Variable and tissue-specific hormone resistance in heterotrimeric Gs protein alpha-subunit (Gsalpha) knockout mice is due to tissue-specific imprinting of the gsalpha gene

Abstract

Albright hereditary osteodystrophy (AHO), an autosomal dominant disorder characterized by short stature, obesity, and skeletal defects, is associated with heterozygous inactivating mutations of GNAS1, the gene encoding the heterotrimeric G protein alpha-subunit (Gsalpha) that couples multiple receptors to the stimulation of adenylyl cyclase. It has remained unclear why only some AHO patients present with multihormone resistance and why AHO patients demonstrate resistance to some hormones [e.g., parathyroid hormone (PTH)] but not to others (e.g., vasopressin), even though all activate adenylyl cyclase. We generated mice with a null allele of the mouse homolog Gnas. Homozygous Gs deficiency is embryonically lethal. Heterozygotes with maternal (m-/+) and paternal (+/p-) inheritance of the Gnas null allele have distinct phenotypes, suggesting that Gnas is an imprinted gene. PTH resistance is present in m-/+, but not +/p-, mice. Gsalpha expression in the renal cortex (the site of PTH action) is markedly reduced in m-/+ but not in +/p- mice, demonstrating that the Gnas paternal allele is imprinted in this tissue. Gnas is also imprinted in brown and white adipose tissue. The maximal physiological response to vasopressin (urinary concentrating ability) is normal in both m-/+ and +/p- mice and Gnas is not imprinted in the renal inner medulla (the site of vasopressin action). Tissue-specific imprinting of Gnas is likely the mechanism for variable and tissue-specific hormone resistance in these mice and a similar mechanism might explain the variable phenotype in AHO.

Figure 1

Generation of Gnas knockout (GsKO) mice. (A) Schematic diagram of the wild type Gnas allele (Top) with exons 1–3 depicted as black boxes.

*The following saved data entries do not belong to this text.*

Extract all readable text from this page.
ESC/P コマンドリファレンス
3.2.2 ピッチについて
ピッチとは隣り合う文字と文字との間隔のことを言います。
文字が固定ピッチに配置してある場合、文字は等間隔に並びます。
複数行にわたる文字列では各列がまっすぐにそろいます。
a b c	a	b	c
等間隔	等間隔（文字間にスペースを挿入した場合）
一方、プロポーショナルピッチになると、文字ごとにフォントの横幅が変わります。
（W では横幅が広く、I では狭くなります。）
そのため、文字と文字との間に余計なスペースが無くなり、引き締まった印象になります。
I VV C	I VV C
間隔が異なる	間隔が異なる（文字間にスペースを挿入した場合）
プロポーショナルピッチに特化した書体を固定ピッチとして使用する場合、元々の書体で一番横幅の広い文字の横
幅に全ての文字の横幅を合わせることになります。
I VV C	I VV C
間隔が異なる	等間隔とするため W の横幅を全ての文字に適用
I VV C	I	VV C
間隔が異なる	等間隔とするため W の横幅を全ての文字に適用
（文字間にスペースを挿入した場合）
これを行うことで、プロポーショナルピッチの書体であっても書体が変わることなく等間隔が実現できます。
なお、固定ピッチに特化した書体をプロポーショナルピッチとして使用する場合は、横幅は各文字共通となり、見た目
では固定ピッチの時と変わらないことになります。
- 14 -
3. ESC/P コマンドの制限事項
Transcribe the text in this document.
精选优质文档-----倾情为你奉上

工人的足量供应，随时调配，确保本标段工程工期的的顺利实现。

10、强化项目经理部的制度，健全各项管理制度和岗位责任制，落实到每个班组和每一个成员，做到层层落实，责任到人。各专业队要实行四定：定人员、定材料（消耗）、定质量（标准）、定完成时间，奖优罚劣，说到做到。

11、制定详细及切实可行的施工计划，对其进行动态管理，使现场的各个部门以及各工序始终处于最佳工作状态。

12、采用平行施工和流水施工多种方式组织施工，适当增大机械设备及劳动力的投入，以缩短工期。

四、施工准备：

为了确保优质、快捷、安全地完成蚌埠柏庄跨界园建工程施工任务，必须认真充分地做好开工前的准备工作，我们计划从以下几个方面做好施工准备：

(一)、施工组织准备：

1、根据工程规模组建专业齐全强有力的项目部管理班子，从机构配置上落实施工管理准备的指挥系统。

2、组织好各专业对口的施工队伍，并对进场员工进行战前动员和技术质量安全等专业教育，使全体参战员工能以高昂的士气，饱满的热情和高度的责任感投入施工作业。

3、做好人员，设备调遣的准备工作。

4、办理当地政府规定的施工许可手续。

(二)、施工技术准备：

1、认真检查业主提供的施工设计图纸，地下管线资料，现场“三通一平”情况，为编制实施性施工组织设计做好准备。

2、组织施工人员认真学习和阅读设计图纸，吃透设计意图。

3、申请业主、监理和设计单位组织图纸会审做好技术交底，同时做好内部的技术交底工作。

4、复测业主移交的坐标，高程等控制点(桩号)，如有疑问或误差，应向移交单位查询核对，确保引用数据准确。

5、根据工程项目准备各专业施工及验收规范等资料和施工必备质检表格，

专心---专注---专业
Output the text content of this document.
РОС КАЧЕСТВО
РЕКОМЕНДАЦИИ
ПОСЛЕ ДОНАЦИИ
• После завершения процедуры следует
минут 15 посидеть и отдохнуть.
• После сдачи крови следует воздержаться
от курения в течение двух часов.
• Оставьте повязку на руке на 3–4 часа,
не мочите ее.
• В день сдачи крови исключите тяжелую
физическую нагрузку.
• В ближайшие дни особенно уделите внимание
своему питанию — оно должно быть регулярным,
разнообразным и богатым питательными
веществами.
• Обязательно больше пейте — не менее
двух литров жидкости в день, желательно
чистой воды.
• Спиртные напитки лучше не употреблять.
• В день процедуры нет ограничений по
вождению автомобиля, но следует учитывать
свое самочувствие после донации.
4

The targeting vector (Middle) was generated by insertion of the GK-Neo cassette into a BamHI (B) site within exon 2 in the same orientation as Gnas (arrow), followed by digestion with SmaI and SstI (the SstI site is contributed by the vector). The recombinant GsKO allele is shown below. The position of the 5′ probe, a NotI-SmaI fragment, is shown above. After digestion with XmnI (X), this probe is predicted to hybridize to an 11-kb genomic fragment in the wild type allele and a 9-kb genomic fragment in the GsKO allele. The position of the 3′ probe used to confirm correct insertion of the targeting vector at the 3′ end is shown above. Southern hybridization using this probe is not shown. (B) Southern hybridization of F1 progeny derived from mating of a GsKO chimera with a CD1 mouse. Genomic DNA was digested with XmnI and hybridized with the 5′ probe. The genotype of individual animals is indicated above each lane.

Figure 2

M−/+ and +/p− neonates have distinct physical characterisitics. Shown are (a) +/p−, (b) m−/+ neonates above and (c, d) normal littermates below. Note lack of milk in stomach of +/p− pup.

Figure 3

bPTH(1–34)-stimulated cAMP production in isolated renal proximal tubules. Proximal tubule suspensions were incubated with the indicated concentrations of bPTH(1–34) in the presence of 0.5 mM IBMX. Maximal cAMP response was achieved in normal mice at a concentration of 3.45 × 10⁻⁸. Data are the mean ± SEM of 3 animals for +/p− and m−/+ mice and 6 animals for +/+ mice (except at the highest bPTH concentration in which the data are from 5 animals). Asterisks indicate that the response was significantly reduced in m−/+ mice at all concentrations of agonist.

Figure 4

G_sα expression in renal cortex and inner medulla and white and brown adipose tissue. In A–C the results of paired littermates (normal +/+, mutant +/−, or −/+) are shown. (A) Immunoblots of renal cortical membranes (above, CTX, 8 μg protein/lane) and renal inner medulla membranes (below, IM, 5 μg protein/lane) incubated with RM antibody followed by ¹²⁵I-protein A. (B) Immunoblots of membranes prepared from adipocytes isolated from gonadal fat pads (3 μg protein/lane) incubated with RM antibody. (C) Northern hybridization of total RNA isolated from intrascapular brown adipose tissue (4 μg/lane) with a ³²P-labeled G_sα rat cDNA probe.

Figure 5

In situ hybridization of renal cortex from adult mice. Bright field microscopic images of renal cortex from (A) +/p−, (B) m−/+, and (C) +/+ mice after hybridization with antisense Gnas riboprobe and (D) +/+ mouse after hybridization with sense Gnas riboprobe. Glomeruli are indicated with arrows. (×400.)